第24回 講談教室 ――大きくて、素晴らしい方ですね、山陽先生は。
 つくづく良い師匠に恵まれたと思います。発想は柔軟だし、講談の可能性は無限だと考えていらっしゃって、何でも受け入れてくださった。日本舞踊を習っていると知って、「紅くん、君は必ず高座で踊るんだよ」とおっしゃったり。ふつうは大した芸でもないのに駄目、って言うところでしょうが、「奴さん」でも何でもきちんとプロに振付けてもらって踊ればいい、と言うんです。私がデビューして、踊ったり、照明を活用していた頃、「あれは講談じゃない。講談ショーだ」なんて散々陰口を叩かれても、師匠はすまして「これでよろしい」と勇気付けてくれたものです。今、自分が神田陽司、神田紅葉、神田蘭という3人の弟子を持つ身になって、改めて山陽師匠の偉大さをかみしめています。私もまた、師匠と同じように弟子を育てたいものだと思いますし、たとえば“稼ぎネタ”から教えたり、自然に師匠がしてくださった通りのことをしていたりもするんです。

     “紅講談”のこれから

 ――山陽先生との出会いが、紅さんの今日につながったのですね。講談師としてはもちろん、人としてもお幸せな軌跡だと思います。これからはどのような講談師を目指していかれるのですか?
 どんな、というのは、ないですね。なるようになる、なるようにしかならない。どうなるかは周りが決めてくださるものだと思います。ただ、古典講談の復活はやっていきたいんです。今年も「篤姫と和宮そして西郷」という作品を書いて演じています。「皇女和宮」という古典講談があるのですが、誰もやっていません。西郷隆盛についても長い長い講談本があり、篤姫も和宮へのいじめ役としてちょっとだけ登場するのですが、あまり注目されていませんでした。この2本の古典をもとに、幕末から明治の初め、自分の意志を貫いて大義に生きた3人を同時に、私流に描いてみました。折からNHKの大河ドラマに篤姫が登場していることもあって、埋もれていた古典講談を今の時代に蘇らせたい、と思ったのです。それと、“学問の神様”で知られる菅原道真についても、「天神記」という古典講談を作り直しています。

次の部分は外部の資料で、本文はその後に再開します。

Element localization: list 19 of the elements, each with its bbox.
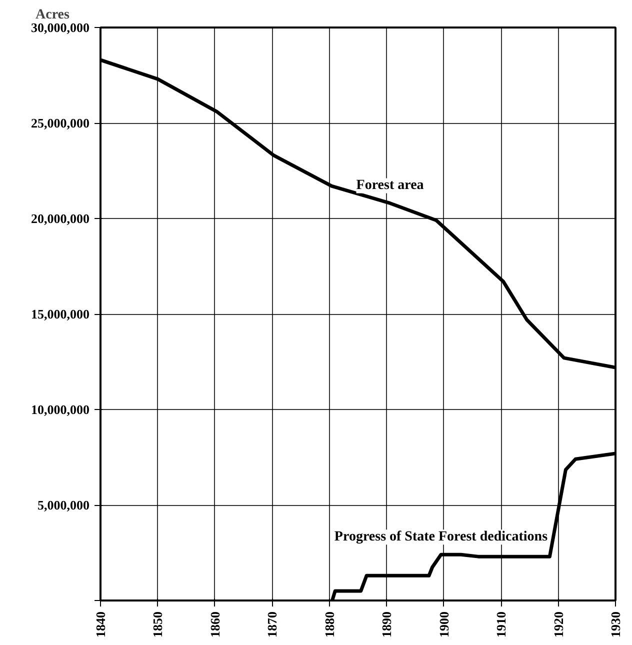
series-label: Forest area <box>356 178 424 194</box>
x-tick-label: 1840 <box>93 612 108 638</box>
x-tick-label: 1880 <box>322 612 337 638</box>
y-tick-label: 5,000,000 <box>38 498 90 512</box>
x-tick-label: 1910 <box>494 612 509 638</box>
x-tick-label: 1850 <box>150 612 166 638</box>
x-tick-label: 1900 <box>436 612 452 638</box>
y-tick-label: 20,000,000 <box>31 211 90 226</box>
y-tick-label: 10,000,000 <box>31 402 90 417</box>
y-axis-title: Acres <box>36 8 70 22</box>
series-label: Progress of State Forest dedications <box>334 530 548 545</box>
y-tick-label: 15,000,000 <box>31 306 90 322</box>
x-tick-label: 1860 <box>207 612 222 638</box>
x-tick-label: 1930 <box>608 612 623 638</box>
x-tick-label: 1890 <box>379 612 394 638</box>
x-tick-label: 1870 <box>264 612 280 638</box>
y-tick-label: 25,000,000 <box>31 116 90 130</box>
y-tick-label: 30,000,000 <box>31 20 90 35</box>
x-tick-label: 1920 <box>550 612 566 638</box>
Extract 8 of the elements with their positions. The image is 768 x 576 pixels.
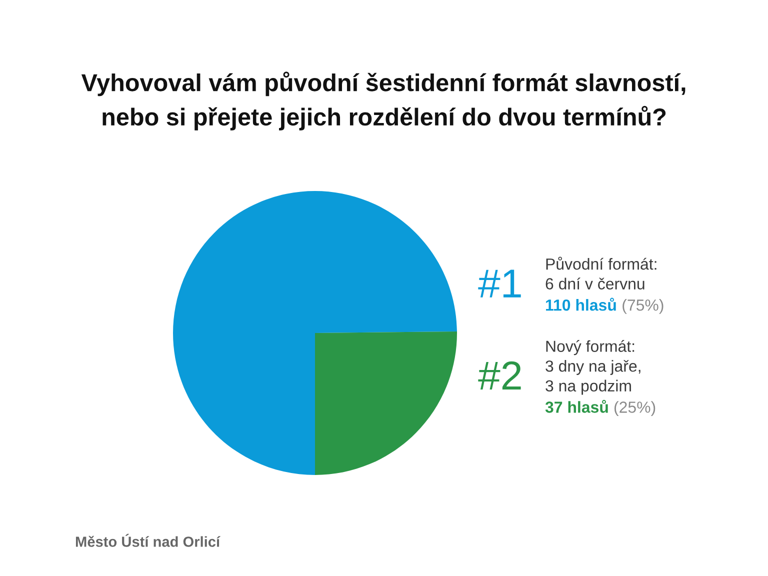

九州の西鉄が今年創業100周年を迎えたことに合わせた企画ですが、右大臣にまで立身出世を遂げて栄達を極めた道真が、権力者に中傷され、大宰府に左遷される。その一代記をサラリーマンの視点で、現代の物語として捉えてみたいのです。
紅さん
 ――城源寺フォーラムも末永く、よろしくお願いします。
 こちらこそ。講談教室と一席というスタイルで続けてきましたが、自分でもっと演じたいという熱心な講談ファンがそろって、講談教室を独立させられるとうれしいのですが。短いものばかりでなくて、きちんとした一席をお教えしたいのです。現在、東京と福岡で定期的な講談教室を開催しており、そこからアマチュア講談師が続々と誕生しています。ご住職のお陰でご縁ができた小田原からもぜひ、講談師が育ってほしいと願っています。